We assume three stages of sex ratio transition in our model with increase, stagnation, and decrease back to normal. The non-linear pattern is admittedly more complicated than the assumptions used in other studies: remain constant after a certain year  or increase linearly . However, the three stages of sex ratio transition are supported by data. They have been fully or partially observed in countries/areas such as Albania, Armenia, Azerbaijan, China, Georgia, Hong Kong, India, Republic of Korea, Montenegro, Taiwan, and Tunisia . Previous SRB projections for Nepal assume simple monotonic convergence [48, 64, 77]. The national population projection by the Central Bureau of Statistics of Nepal  for the period 2011–2031 assumed that the SRB would be 1.07 in 2011 (based on DHS estimates) that will increase to 1.11 by 2031 (converging to the SRB in India in 2011) . UN (2010–2100) assumes 1.05 for 2010–2015, increasing to 1.07 by 2015–2020 and stabilizing . At the sub-national level, the SRB projection done by KC et al. 2016 assumes the district level SRB indirectly estimated from Census 2011 to converge to 1.05 by 2051 . In the cohort-component population projection method, SRB projection is essential in splitting the projected births into males and females. The implication of different SRB projections primarily unfolds when the daughters enter their reproductive ages such that larger deviance in SRB could result in significantly different total births. Based on our model, we expect that the SRBs in different regions do not change monotonically. Rather, we assume a non-linear three-stage transition process for the SRB (increase, stagnation, and decrease), based on patterns observed in other countries with existing SRB imbalance [65, 78]. Population projection using our SRB projection would be analytically more advantageous and realistic than the ones that assumes monotonic convergence. Hence, the three-stage SRB inflation is necessary and suitable to apply to Nepal.

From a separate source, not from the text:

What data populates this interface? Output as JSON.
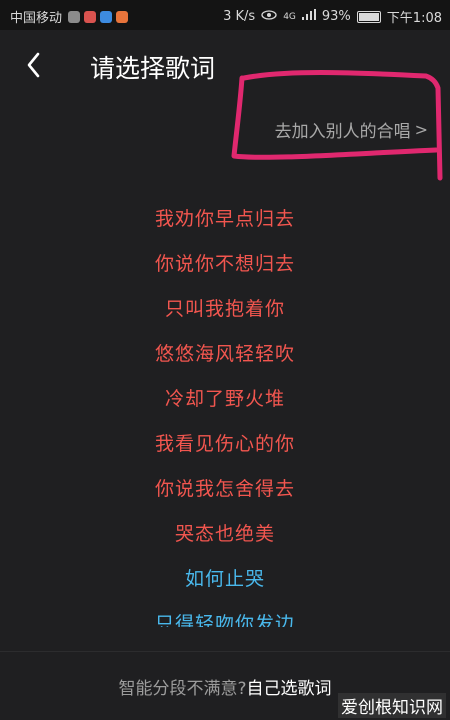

Contrary to earlier centralized policymaking in Nepal, the new federal system has devolved the health sector to provincial- and municipality-level governments. While the system is under development, we can expect greater differences in policies, implementation, and responses from individuals. Our results show that SRB levels and trends and the probabilities of SRB inflation vary greatly across the provinces. The projected provincial SRB inflation is meant to illustrate a hypothetical future if no changes in policy or current intervention, in addition to model assumptions. Our projection results provide a helpful guideline for policymakers on anticipating the level of female birth deficits based on the current situation. Therefore, it is essential to strengthen existing policies and devise new ones, considering the multiple layers of governance in the new federal system.
Future studies could make use of the projected SRB and calculate the number of missing female births to quantify the effect of the imbalanced SRB by Nepali province when the number of births by province are made available . Policymakers can devise interventions that successfully reduce the SRB inflation, such as strict laws (forbid the abuse of the technology for sex selection), changing gender-related social norms by empowering girl children, banning compulsory dowry, and so on. Nepal has already in place many of these policies. For example, in 2002, sex-selective abortions were criminalized (Act: Chapter 10, Number 28C) . More recently, the Province 2 government has implemented ‘Beti Bachau – Beti Padhau’ (Save daughter - educate daughter) scheme by starting insurance for every newly born girl, who will receive an amount after reaching a certain age . Our analysis identified areas where the SRB inflation could occur in the future, and this information can be used in policy planning to strengthen the implementation of the policies and optimize resource usage to prevent future female birth deficits. As we estimated the probability of SRB inflation for each province, in-depth studies of provinces and municipalities, conditioning on the availability of reasonably good-quality data, are required to monitor and confirm whether a sex ratio imbalance at birth has occurred or is ongoing. Future research, including field studies in collaboration with the government(s) and non-governmental organizations (NGOs)/ international non-governmental organizations (INGOs), would be useful for collecting high-quality data from subpopulations to better monitor prenatal sex discrimination in Nepal.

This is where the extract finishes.